The key, say business leaders and cybersecurity experts, is timing and compartmentalization. It’s possible to run a transparent company without putting employee or customer information at risk, says Babson.

At Vacasa, the Portland-based vacation rental company, workers’ desks are laid out on in an open floor plan, but the tech area is blocked off during events, says co-founder Johnson.

“We don’t want to have people walking around the development area and stumbling onto something. We think about disclosure not only from the perspective of how it could harm our business, but also the individuals the data is protecting. We have a lot of credit card info, for example — all encrypted — and obviously that’s info we need to hold private.”

A more difficult decision is whether to be open with the public about attempts to hack or extort a company, Johnson says.

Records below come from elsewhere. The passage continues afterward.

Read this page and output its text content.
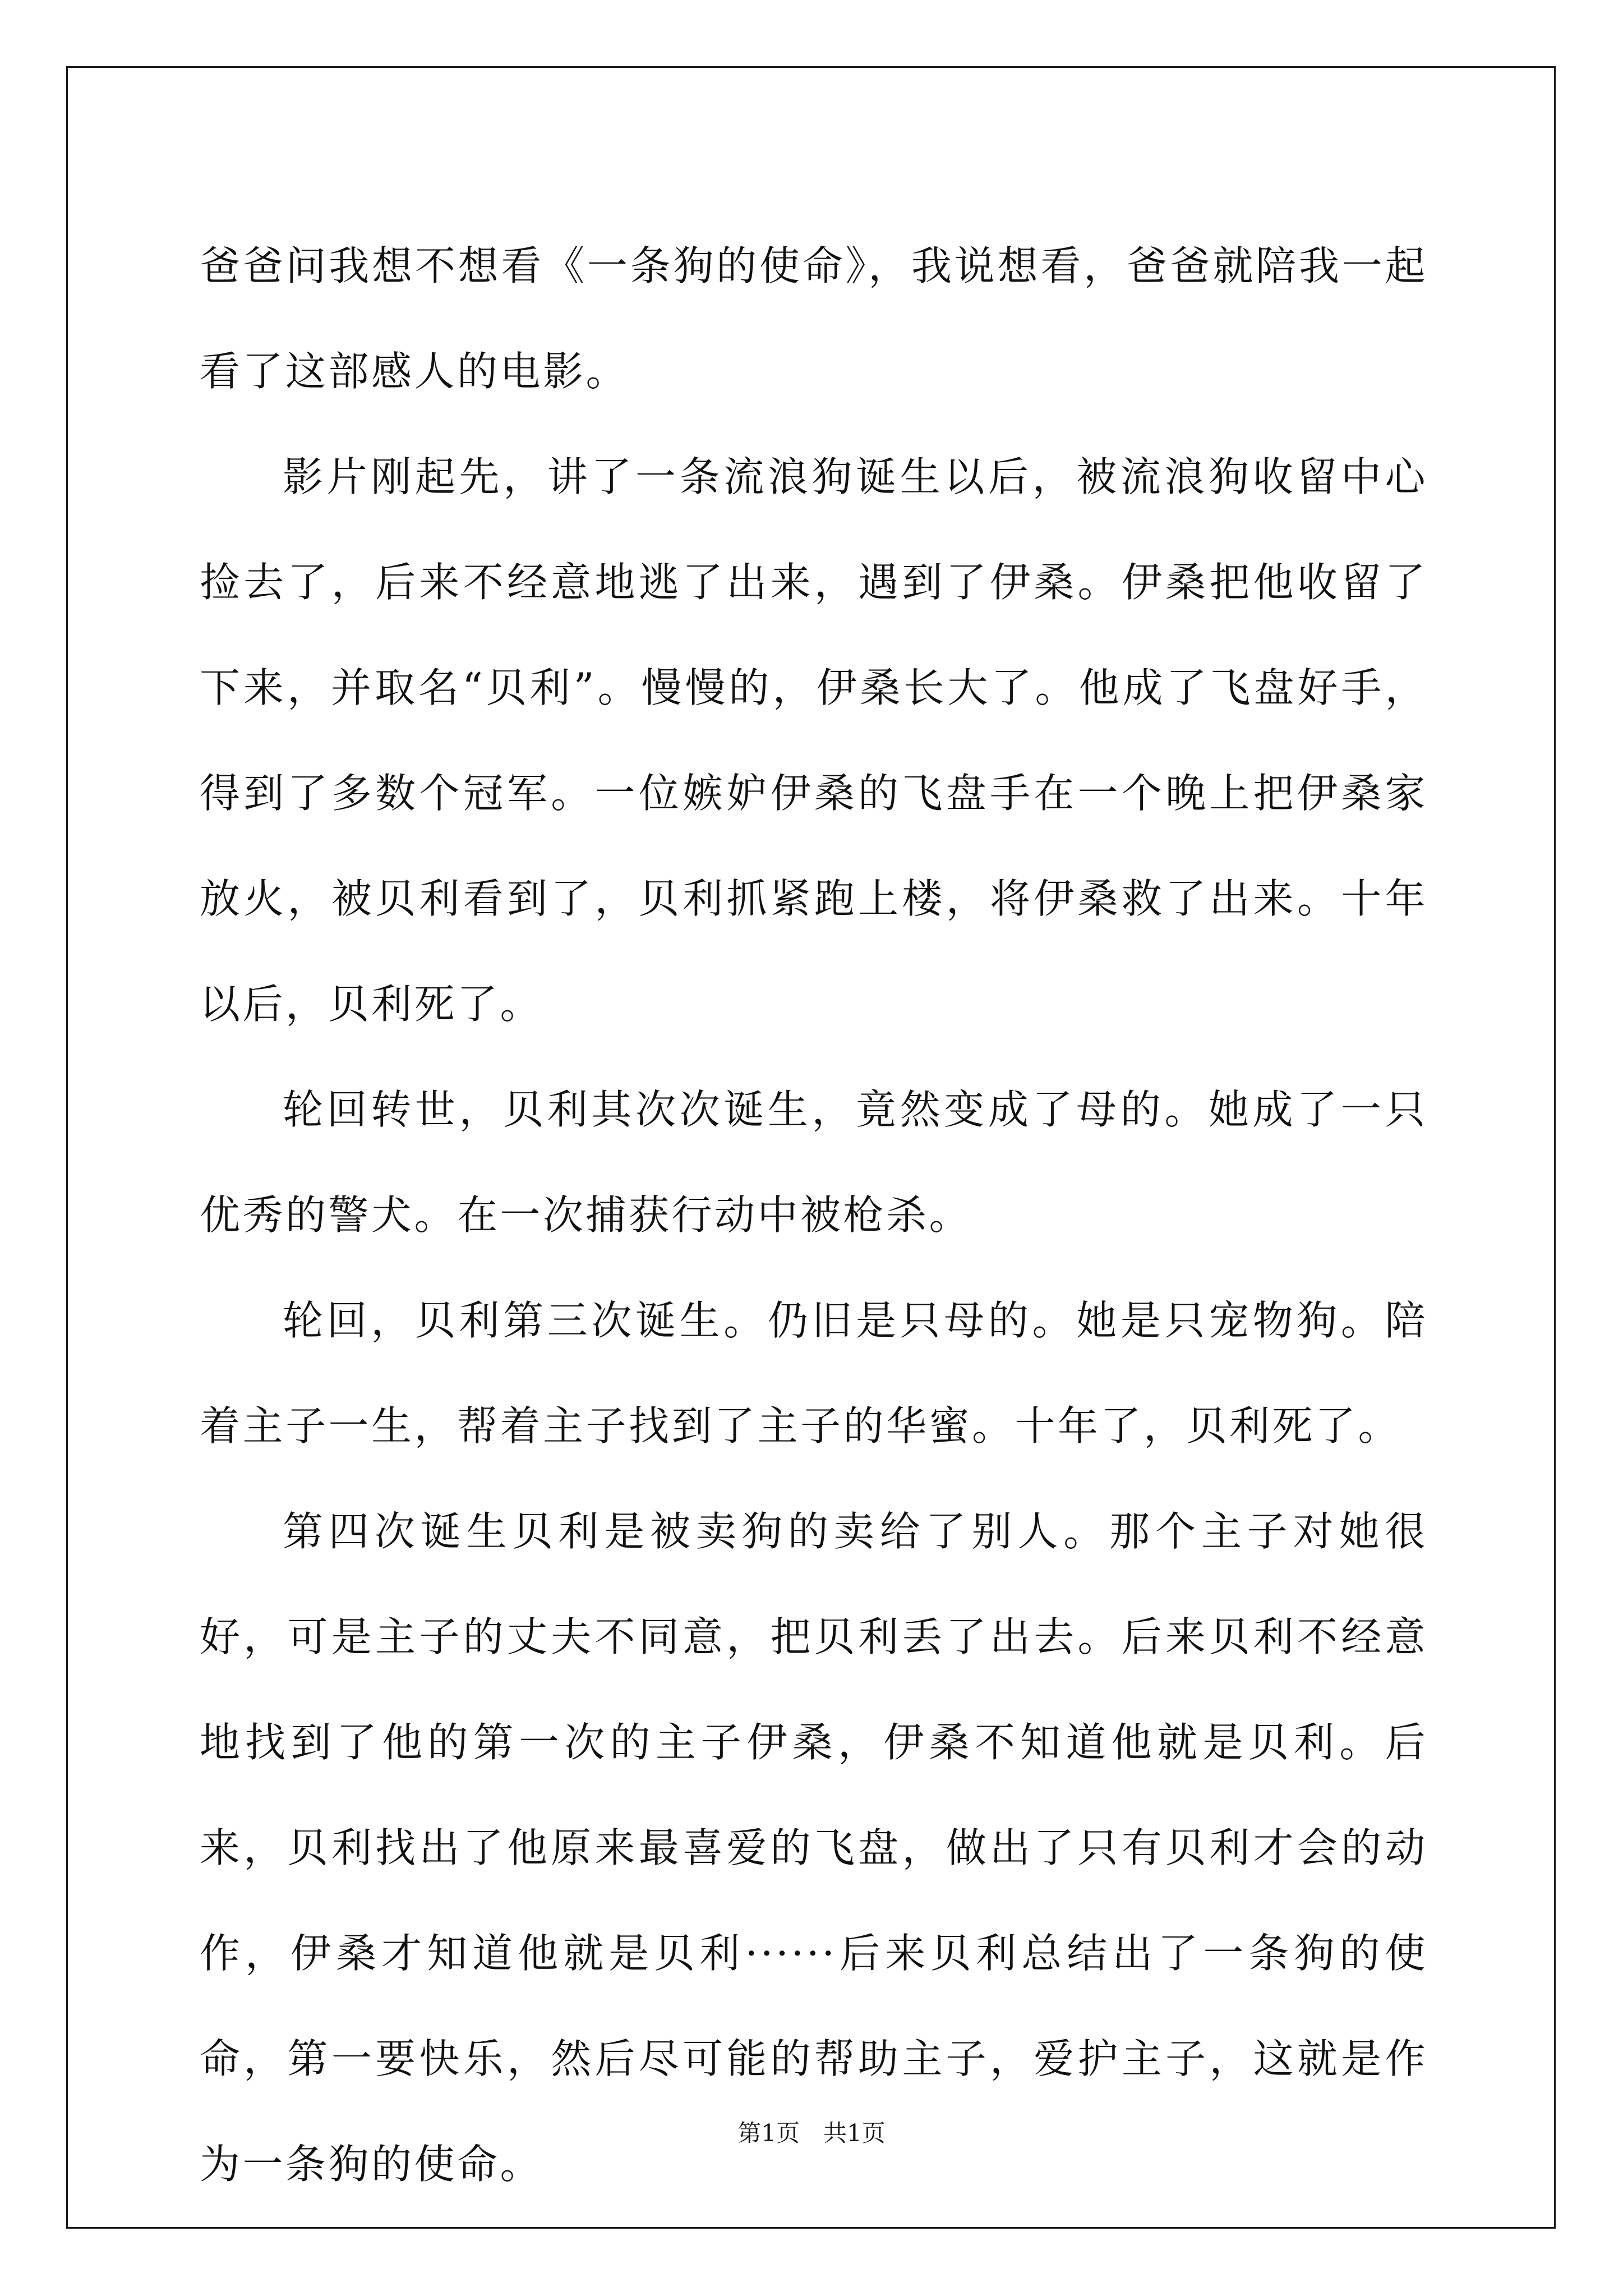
爸爸问我想不想看《一条狗的使命》，我说想看，爸爸就陪我一起看了这部感人的电影。

影片刚起先，讲了一条流浪狗诞生以后，被流浪狗收留中心捡去了，后来不经意地逃了出来，遇到了伊桑。伊桑把他收留了下来，并取名“贝利”。慢慢的，伊桑长大了。他成了飞盘好手，得到了多数个冠军。一位嫉妒伊桑的飞盘手在一个晚上把伊桑家放火，被贝利看到了，贝利抓紧跑上楼，将伊桑救了出来。十年以后，贝利死了。

轮回转世，贝利其次次诞生，竟然变成了母的。她成了一只优秀的警犬。在一次捕获行动中被枪杀。

轮回，贝利第三次诞生。仍旧是只母的。她是只宠物狗。陪着主子一生，帮着主子找到了主子的华蜜。十年了，贝利死了。

第四次诞生贝利是被卖狗的卖给了别人。那个主子对她很好，可是主子的丈夫不同意，把贝利丢了出去。后来贝利不经意地找到了他的第一次的主子伊桑，伊桑不知道他就是贝利。后来，贝利找出了他原来最喜爱的飞盘，做出了只有贝利才会的动作，伊桑才知道他就是贝利······后来贝利总结出了一条狗的使命，第一要快乐，然后尽可能的帮助主子，爱护主子，这就是作为一条狗的使命。

第1页　共1页
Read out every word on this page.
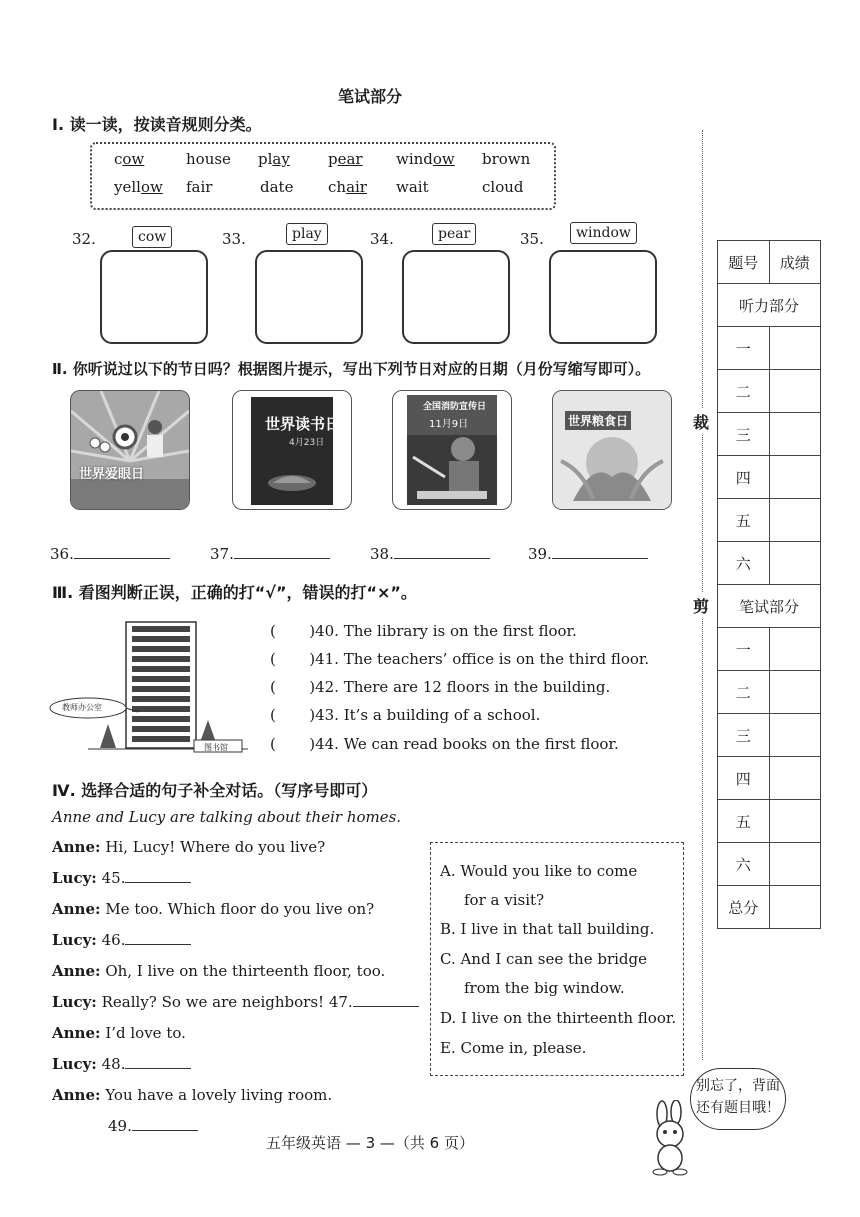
笔试部分
Ⅰ. 读一读，按读音规则分类。
cow	house play	pear window brown
yellow fair	date chair wait	cloud
32.	cow	33.	play	34.	pear	35.	window
Ⅱ. 你听说过以下的节日吗？根据图片提示，写出下列节日对应的日期（月份写缩写即可）。
世界爱眼日
世界读书日
4月23日
全国消防宣传日
11月9日	世界粮食日
36.	37.	38.	39.
Ⅲ. 看图判断正误，正确的打“√”，错误的打“×”。
教师办公室
图书馆
(       )40. The library is on the first floor.
(       )41. The teachers’ office is on the third floor.
(       )42. There are 12 floors in the building.
(       )43. It’s a building of a school.
(       )44. We can read books on the first floor.
Ⅳ. 选择合适的句子补全对话。（写序号即可）
Anne and Lucy are talking about their homes.
Anne: Hi, Lucy! Where do you live?
Lucy: 45.
Anne: Me too. Which floor do you live on?
Lucy: 46.
Anne: Oh, I live on the thirteenth floor, too.
Lucy: Really? So we are neighbors! 47.
Anne: I’d love to.
Lucy: 48.
Anne: You have a lovely living room.
49.
A. Would you like to come
for a visit?
B. I live in that tall building.
C. And I can see the bridge
from the big window.
D. I live on the thirteenth floor.
E. Come in, please.
裁
剪
题号	成绩
听力部分	
一	
二	
三	
四	
五	
六	
笔试部分	
一	
二	
三	
四	
五	
六	
总分	
别忘了，背面
还有题目哦！
五年级英语 — 3 —（共 6 页）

Vacasa has erred on the side of disclosure, he says, but other executives worry they’ll expose themselves as a target if they’re too forthcoming about security breaches.

Johnson’s attitude is that the more businesses know about illicit activity, the more they can all protect themselves. “I share that info with other startups to help them make sure they’re doing the right thing, before they become a target.”

One interesting way companies are responding to increasing concerns about cybersecurity is by shifting their liabilities to consumers, says Ken Westin, senior security analyst at the Portland-based firm Tripwire.

It’s a funny kind of “transparency”: Online retailers and other businesses are becoming more clear about what a customer’s legal responsibility is in using products and services, which is a way of saying, “Hey, if we get hacked, we’re absolved, because we told you what data we were collecting.”

As Westin puts it, “It protects the business. It shifts responsibility from the business to the user.”

Many businesses still avoid reporting it when their systems are breached, out of embarrassment. Ransomware is a good example of that, Westin says: There are many more businesses paying extortion than there are reporting the problem. Experts say ransomware will net $1 billion this year — because individual IT managers are concerned about losing their jobs.